Hormis cela, le long métrage est complètement différent. Il est centré sur la famille et sur la très grande peur, quand vous avez des enfants, de ne pas être un bon père ou une bonne mère.

Comment êtes-vous passé de cette base intime à ce récit de science-fiction ?

Anna Søgaard Frandsen et Viktor Hjelmsø

Nous essayons tous de vivre nos vies et d’avoir une existence la plus longue possible. Néanmoins, quoi que nous fassions, cette existence aura un terme. C’est la même chose pour notre planète. Notre monde finira. Peut-être pas tout de suite, ni dans une centaine d’années, mais cela arrivera. J’ai donc plutôt travaillé l’histoire dans cette direction, davantage qu’à travers une approche activiste.

De plus, j’aime les films dont la profondeur vous touche, comme Kramer contre Kramer que j’ai vu avant et après mon divorce.

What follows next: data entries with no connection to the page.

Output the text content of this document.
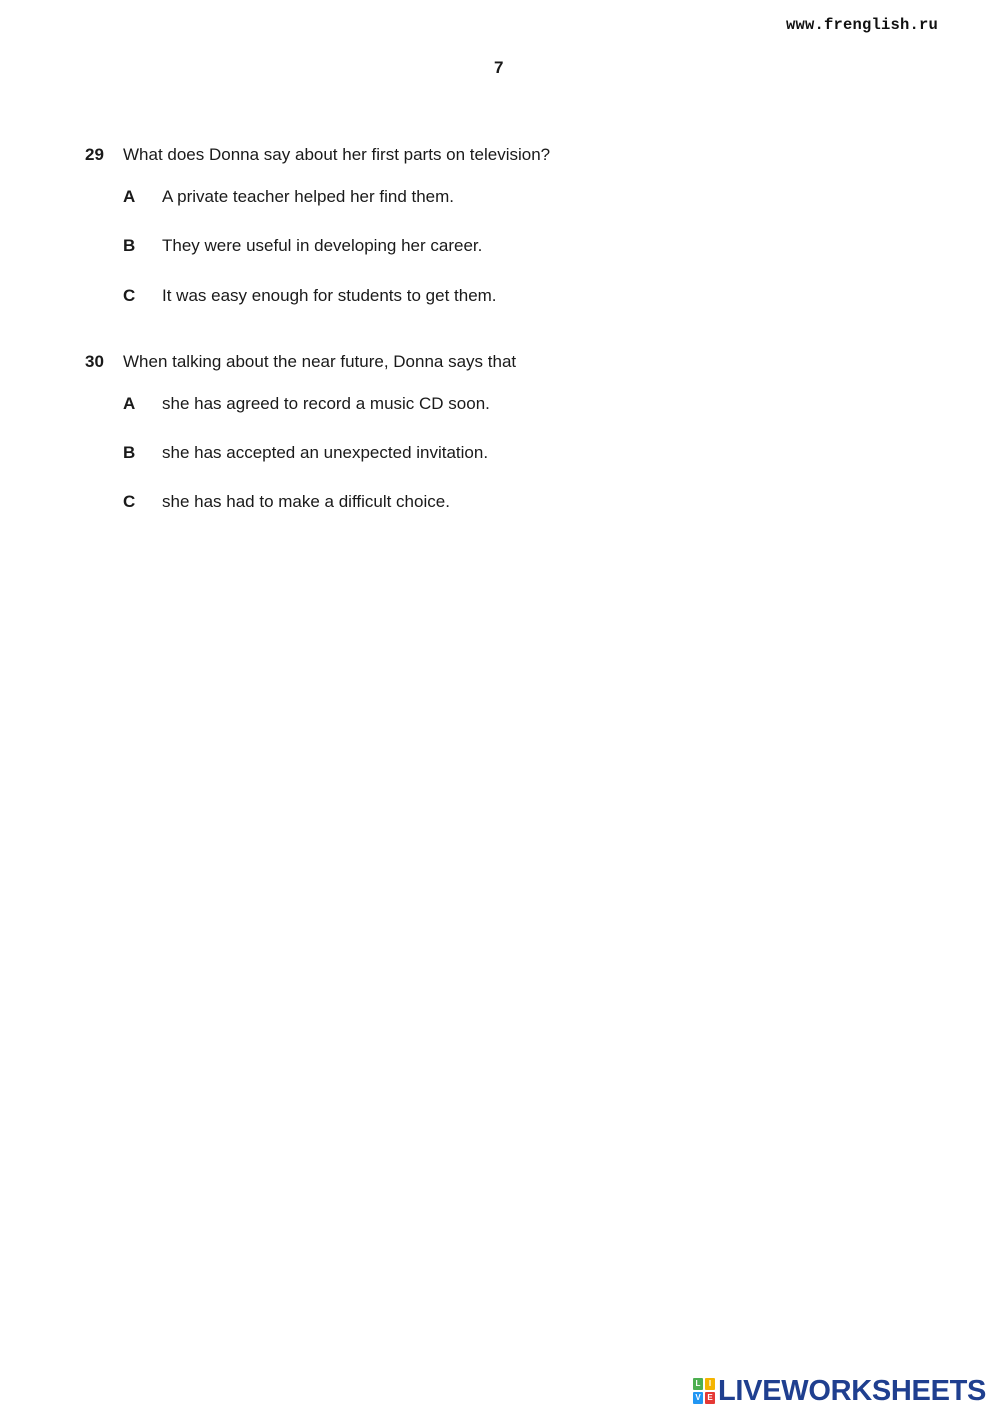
www.frenglish.ru
7
29 What does Donna say about her first parts on television?
A A private teacher helped her find them.
B They were useful in developing her career.
C It was easy enough for students to get them.
30 When talking about the near future, Donna says that
A she has agreed to record a music CD soon.
B she has accepted an unexpected invitation.
C she has had to make a difficult choice.
L	I
V E LIVEWORKSHEETS
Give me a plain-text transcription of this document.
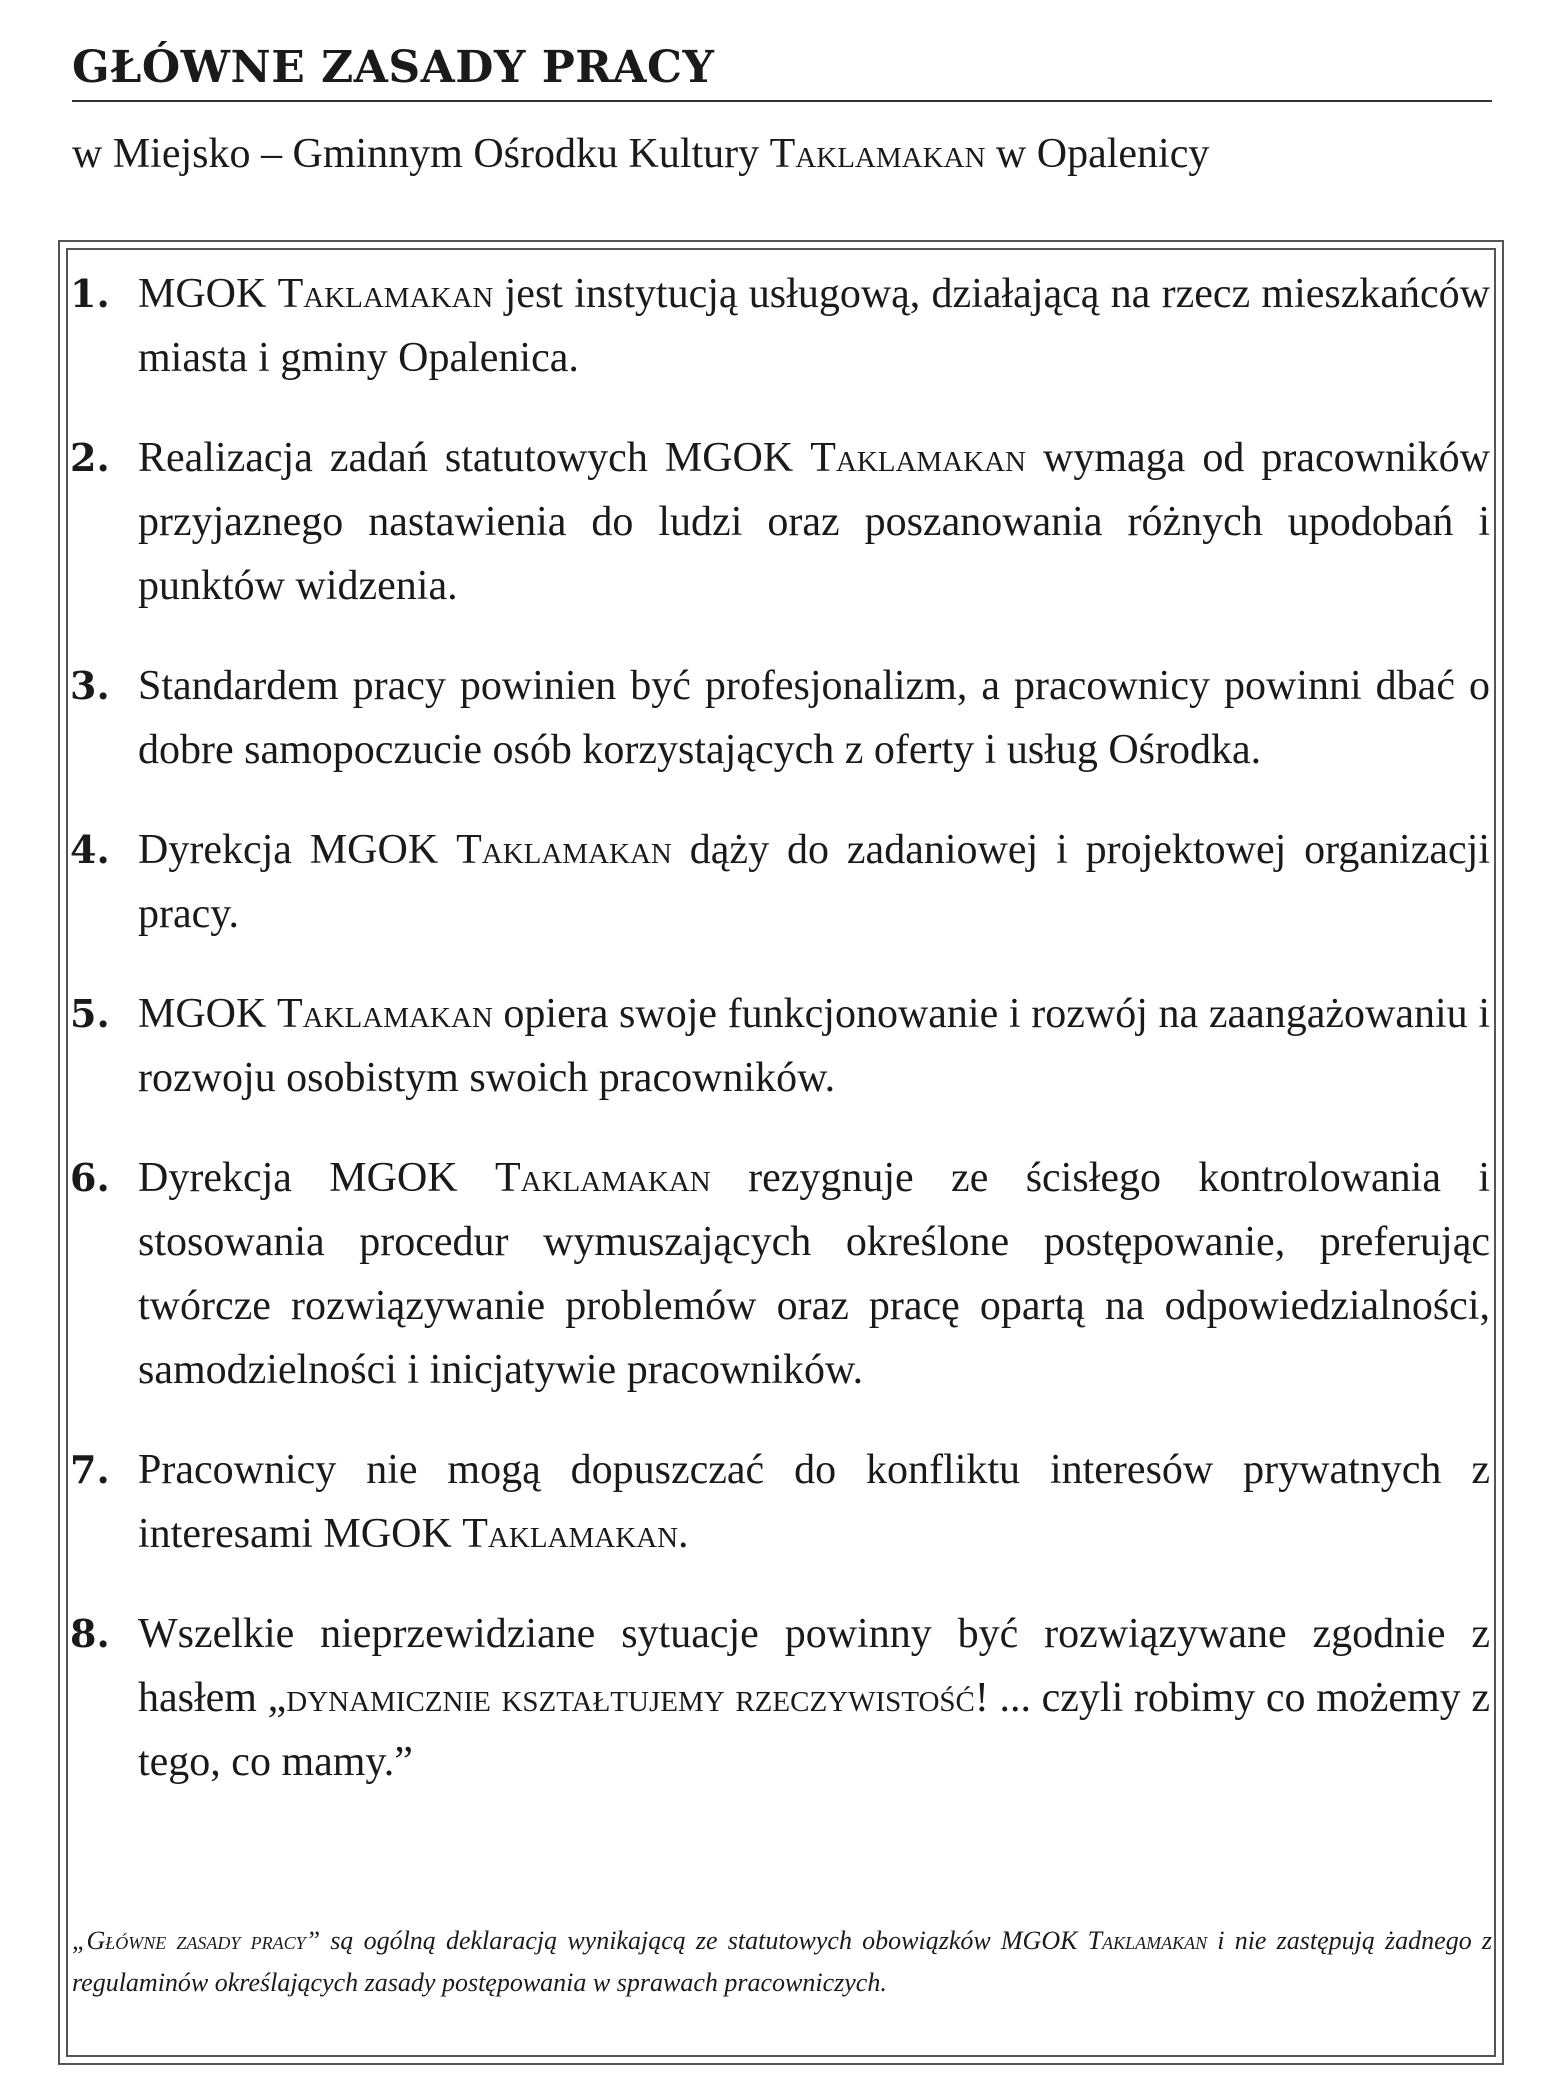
GŁÓWNE ZASADY PRACY

w Miejsko – Gminnym Ośrodku Kultury Taklamakan w Opalenicy

1. MGOK Taklamakan jest instytucją usługową, działającą na rzecz mieszkańców miasta i gminy Opalenica.
2. Realizacja zadań statutowych MGOK Taklamakan wymaga od pracowników przyjaznego nastawienia do ludzi oraz poszanowania różnych upodobań i punktów widzenia.
3. Standardem pracy powinien być profesjonalizm, a pracownicy powinni dbać o dobre samopoczucie osób korzystających z oferty i usług Ośrodka.
4. Dyrekcja MGOK Taklamakan dąży do zadaniowej i projektowej organizacji pracy.
5. MGOK Taklamakan opiera swoje funkcjonowanie i rozwój na zaangażowaniu i rozwoju osobistym swoich pracowników.
6. Dyrekcja MGOK Taklamakan rezygnuje ze ścisłego kontrolowania i stosowania procedur wymuszających określone postępowanie, preferując twórcze rozwiązywanie problemów oraz pracę opartą na odpowiedzialności, samodzielności i inicjatywie pracowników.
7. Pracownicy nie mogą dopuszczać do konfliktu interesów prywatnych z interesami MGOK Taklamakan.
8. Wszelkie nieprzewidziane sytuacje powinny być rozwiązywane zgodnie z hasłem „dynamicznie kształtujemy rzeczywistość! ... czyli robimy co możemy z tego, co mamy.”

„Główne zasady pracy” są ogólną deklaracją wynikającą ze statutowych obowiązków MGOK Taklamakan i nie zastępują żadnego z regulaminów określających zasady postępowania w sprawach pracowniczych.
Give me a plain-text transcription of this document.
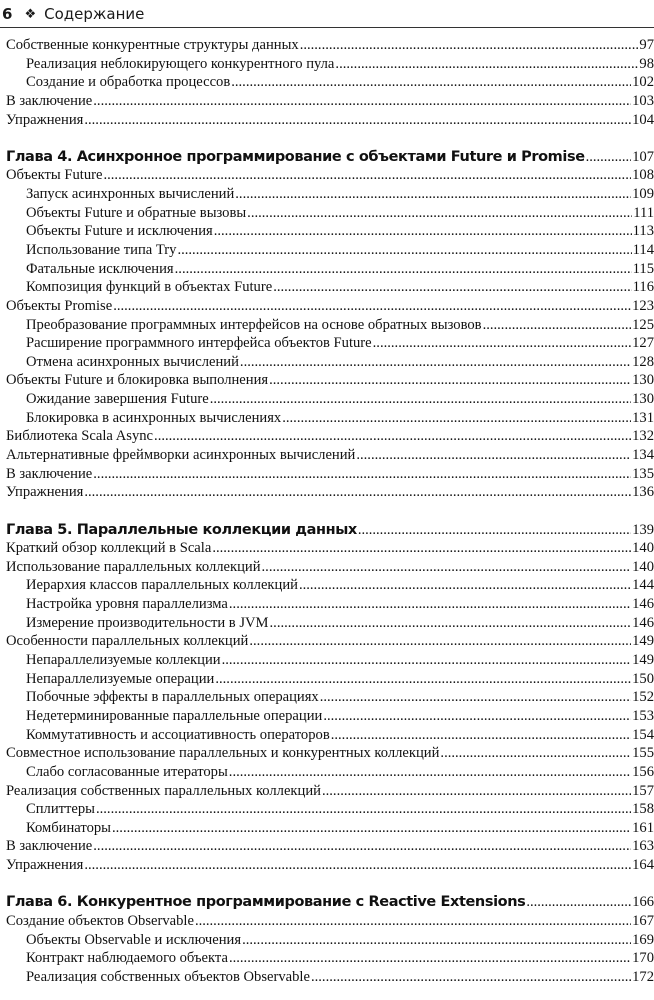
6 ❖ Содержание
Собственные конкурентные структуры данных .....	97
Реализация неблокирующего конкурентного пула .....	98
Создание и обработка процессов .....	102
В заключение .....	103
Упражнения .....	104
Глава 4. Асинхронное программирование с объектами Future и Promise .....	107
Объекты Future .....	108
Запуск асинхронных вычислений .....	109
Объекты Future и обратные вызовы .....	111
Объекты Future и исключения .....	113
Использование типа Try .....	114
Фатальные исключения .....	115
Композиция функций в объектах Future .....	116
Объекты Promise .....	123
Преобразование программных интерфейсов на основе обратных вызовов .....	125
Расширение программного интерфейса объектов Future .....	127
Отмена асинхронных вычислений .....	128
Объекты Future и блокировка выполнения .....	130
Ожидание завершения Future .....	130
Блокировка в асинхронных вычислениях .....	131
Библиотека Scala Async .....	132
Альтернативные фреймворки асинхронных вычислений .....	134
В заключение .....	135
Упражнения .....	136
Глава 5. Параллельные коллекции данных .....	139
Краткий обзор коллекций в Scala .....	140
Использование параллельных коллекций .....	140
Иерархия классов параллельных коллекций .....	144
Настройка уровня параллелизма .....	146
Измерение производительности в JVM .....	146
Особенности параллельных коллекций .....	149
Непараллелизуемые коллекции .....	149
Непараллелизуемые операции .....	150
Побочные эффекты в параллельных операциях .....	152
Недетерминированные параллельные операции .....	153
Коммутативность и ассоциативность операторов .....	154
Совместное использование параллельных и конкурентных коллекций .....	155
Слабо согласованные итераторы .....	156
Реализация собственных параллельных коллекций .....	157
Сплиттеры .....	158
Комбинаторы .....	161
В заключение .....	163
Упражнения .....	164
Глава 6. Конкурентное программирование с Reactive Extensions .....	166
Создание объектов Observable .....	167
Объекты Observable и исключения .....	169
Контракт наблюдаемого объекта .....	170
Реализация собственных объектов Observable .....	172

J’aime aussi me mettre à la place du spectateur et essayer d’éviter les clichés. C’est un mélange comme dans mon premier film Sons of Denmark. Je suppose que j’aime cette combinaison ! 

La vérité est qu’une histoire comme celle-là ne fonctionnerait jamais sans émotions. Ces émotions n’auraient pas non plus le même impact si je m’étais limité à une histoire plus simple.

Pourquoi avez-vous centré le film sur la parentalité ?

Nanna Øland Fabricius interprète Anita adulte

Quand j’ai commencé à écrire ce film, je ne savais pas si je voulais des enfants. Plus tard, ma petite amie de l’époque est tombée enceinte et mon fils est né. Il avait environ un an quand j’ai commencé le tournage d’Eternal. D’une certaine manière, ce film reflète toutes ces années où j’ai expérimenté le fait d’être père. L’histoire s’est ainsi articulée autour du type de parent que l’on devient et de la vie que l’on peut mener avec des enfants. Puis, elle a commencé à se recentrer autour de la notion du temps. Le rapport au temps change beaucoup lorsque l’on a des enfants.

Vous n’essayez pas de rendre sympathique votre protagoniste principal, Elias.

J’aime ce genre de personnages. Ce ne sont pas des héros, ils ne font pas toujours les bons choix. Mais ce ne sont pas non plus des antihéros. Les êtres humains sont en réalité plus complexes que ça. Nous sommes quelque part entre les deux.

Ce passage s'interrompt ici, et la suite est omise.